Laboratory equipment has been developed to characterise the behaviour of redox active material in the reduction and oxidation half-cycles. We have developed a simulator that takes into account fluid transport, heat absorption and transmission, and the chemical reactivity of the active material using experimental data from our measurements on different materials and those published on ceria, (Bulfin, B. et al. Analytical Model of CeO 2 Oxidation and Reduction. J. Phys. Chem. C 117, 24129-24137 (2013)). The simulator shows that the principles on which the invention is based can be executed using ceria as a model material:

• • i. The heat trap allows reaching suitable temperatures for the reduction of the ceria. Thus, 1400K can be exceeded under conditions of maximum irradiance (irradiance of 1 kW/m² with a concentration of 30 suns).

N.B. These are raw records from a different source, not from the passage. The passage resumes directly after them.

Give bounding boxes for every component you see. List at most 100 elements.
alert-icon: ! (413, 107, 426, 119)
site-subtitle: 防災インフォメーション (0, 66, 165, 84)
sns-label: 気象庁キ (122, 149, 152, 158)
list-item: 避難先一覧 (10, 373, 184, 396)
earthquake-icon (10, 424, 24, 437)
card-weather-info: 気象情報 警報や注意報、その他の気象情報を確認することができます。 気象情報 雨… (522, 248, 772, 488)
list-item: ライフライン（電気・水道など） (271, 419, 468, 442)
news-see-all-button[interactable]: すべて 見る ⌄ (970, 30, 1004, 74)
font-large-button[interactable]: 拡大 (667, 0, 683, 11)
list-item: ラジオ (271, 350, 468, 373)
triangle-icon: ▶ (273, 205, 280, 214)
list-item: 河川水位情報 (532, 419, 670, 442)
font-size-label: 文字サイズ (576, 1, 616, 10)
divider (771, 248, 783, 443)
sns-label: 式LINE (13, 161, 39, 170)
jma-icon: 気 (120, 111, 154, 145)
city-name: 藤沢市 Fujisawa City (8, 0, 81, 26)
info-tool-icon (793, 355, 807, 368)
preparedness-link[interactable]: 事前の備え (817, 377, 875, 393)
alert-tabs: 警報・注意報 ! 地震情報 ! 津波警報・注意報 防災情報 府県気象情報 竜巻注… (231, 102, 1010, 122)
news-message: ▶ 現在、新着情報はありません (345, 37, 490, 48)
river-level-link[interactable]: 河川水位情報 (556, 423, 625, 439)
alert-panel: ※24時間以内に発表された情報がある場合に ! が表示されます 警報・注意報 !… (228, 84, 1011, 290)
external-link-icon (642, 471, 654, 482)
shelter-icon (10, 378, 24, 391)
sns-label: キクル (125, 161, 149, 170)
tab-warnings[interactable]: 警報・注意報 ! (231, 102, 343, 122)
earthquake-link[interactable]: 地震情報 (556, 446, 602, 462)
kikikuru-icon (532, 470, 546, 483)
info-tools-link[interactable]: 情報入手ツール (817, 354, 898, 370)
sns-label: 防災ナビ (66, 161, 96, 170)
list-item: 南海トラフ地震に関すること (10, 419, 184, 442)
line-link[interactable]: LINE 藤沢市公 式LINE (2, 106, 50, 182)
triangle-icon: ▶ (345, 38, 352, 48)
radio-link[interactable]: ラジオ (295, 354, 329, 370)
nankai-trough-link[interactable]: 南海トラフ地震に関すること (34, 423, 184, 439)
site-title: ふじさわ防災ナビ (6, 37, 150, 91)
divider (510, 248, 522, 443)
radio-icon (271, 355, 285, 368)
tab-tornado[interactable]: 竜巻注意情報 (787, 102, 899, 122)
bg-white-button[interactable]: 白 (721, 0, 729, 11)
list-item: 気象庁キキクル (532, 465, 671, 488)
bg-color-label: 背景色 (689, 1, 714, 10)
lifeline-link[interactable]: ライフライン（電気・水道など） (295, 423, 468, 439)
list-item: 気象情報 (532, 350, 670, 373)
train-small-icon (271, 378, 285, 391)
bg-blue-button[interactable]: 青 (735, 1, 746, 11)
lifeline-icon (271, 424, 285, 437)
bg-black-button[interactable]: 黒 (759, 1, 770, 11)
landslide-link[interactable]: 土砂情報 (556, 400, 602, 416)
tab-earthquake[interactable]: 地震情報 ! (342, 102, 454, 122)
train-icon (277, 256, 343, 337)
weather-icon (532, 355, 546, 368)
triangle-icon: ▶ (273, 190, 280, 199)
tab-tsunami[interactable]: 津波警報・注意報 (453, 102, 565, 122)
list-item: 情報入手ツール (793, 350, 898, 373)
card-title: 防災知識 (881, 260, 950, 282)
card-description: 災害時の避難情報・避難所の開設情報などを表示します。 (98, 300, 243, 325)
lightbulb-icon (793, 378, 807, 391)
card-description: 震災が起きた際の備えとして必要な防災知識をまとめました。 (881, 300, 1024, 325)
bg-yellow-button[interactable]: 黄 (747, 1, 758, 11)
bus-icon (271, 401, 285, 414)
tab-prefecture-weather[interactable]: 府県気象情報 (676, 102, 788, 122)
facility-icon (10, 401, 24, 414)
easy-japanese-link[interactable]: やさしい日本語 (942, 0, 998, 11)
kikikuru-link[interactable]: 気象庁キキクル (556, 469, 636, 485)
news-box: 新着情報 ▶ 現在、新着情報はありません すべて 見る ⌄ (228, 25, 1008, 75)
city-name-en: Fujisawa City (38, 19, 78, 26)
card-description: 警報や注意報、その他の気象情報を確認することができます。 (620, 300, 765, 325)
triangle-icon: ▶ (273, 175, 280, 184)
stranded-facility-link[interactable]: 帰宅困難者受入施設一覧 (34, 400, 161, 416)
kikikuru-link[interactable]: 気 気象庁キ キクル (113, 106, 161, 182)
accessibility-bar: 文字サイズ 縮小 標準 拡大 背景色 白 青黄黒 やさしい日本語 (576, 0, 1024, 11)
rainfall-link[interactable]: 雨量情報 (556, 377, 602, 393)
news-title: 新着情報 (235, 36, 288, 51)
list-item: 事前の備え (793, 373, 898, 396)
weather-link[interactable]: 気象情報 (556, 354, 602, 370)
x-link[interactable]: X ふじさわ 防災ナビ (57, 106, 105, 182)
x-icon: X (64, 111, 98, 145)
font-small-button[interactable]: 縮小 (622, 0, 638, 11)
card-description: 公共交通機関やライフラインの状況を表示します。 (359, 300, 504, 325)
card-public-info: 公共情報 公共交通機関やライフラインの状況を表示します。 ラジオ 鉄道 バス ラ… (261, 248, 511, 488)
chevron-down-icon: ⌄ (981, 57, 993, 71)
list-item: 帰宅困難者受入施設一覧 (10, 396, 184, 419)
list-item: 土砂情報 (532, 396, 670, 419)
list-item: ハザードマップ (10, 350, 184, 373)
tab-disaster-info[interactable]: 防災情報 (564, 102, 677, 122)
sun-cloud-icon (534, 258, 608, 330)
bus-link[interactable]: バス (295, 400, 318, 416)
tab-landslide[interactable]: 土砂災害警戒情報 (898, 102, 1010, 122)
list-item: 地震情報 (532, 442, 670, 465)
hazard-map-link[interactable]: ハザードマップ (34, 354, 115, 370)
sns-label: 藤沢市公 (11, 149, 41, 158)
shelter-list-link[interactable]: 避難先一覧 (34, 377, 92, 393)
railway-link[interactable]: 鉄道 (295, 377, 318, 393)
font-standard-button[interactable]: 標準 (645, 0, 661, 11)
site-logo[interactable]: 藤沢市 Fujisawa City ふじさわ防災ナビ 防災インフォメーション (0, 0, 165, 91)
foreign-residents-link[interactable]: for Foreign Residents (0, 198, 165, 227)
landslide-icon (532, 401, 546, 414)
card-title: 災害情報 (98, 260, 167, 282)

  • ii. The characteristic residence time of the gases, oxygen in the reduction step and steam plus hydrogen in the oxidation step, is of the order of 1 second, considering the volume limited by the receiver tube, 10 centimetres in diameter, 1 metre long, a minimum pumping of 6 l/h and a maximum pressure of 0.1 bar.
  • iii. The energy requirements for the vaporiser account for less than 1% of the energy captured by the collector.
  • iv. During the reduction and oxidation step, the thermochemical model describing the kinetics is not diffusion-limited, having characteristic times of 1 second for a reduction and oxidation of the active material limited to less than 5%.
  • v. During the oxidation step, the temperature drop of the active material is small, since the radiation term and the exothermic reaction compensates the convection losses for film coefficient values of 10 Wm⁻²K⁻¹ and pulses of 1 second. During the cycles, the system finds an equilibrium temperature higher than 1200K that allows the activation of the material.

Ceria has been used as a model material without excluding the use of other active materials with similar or superior properties.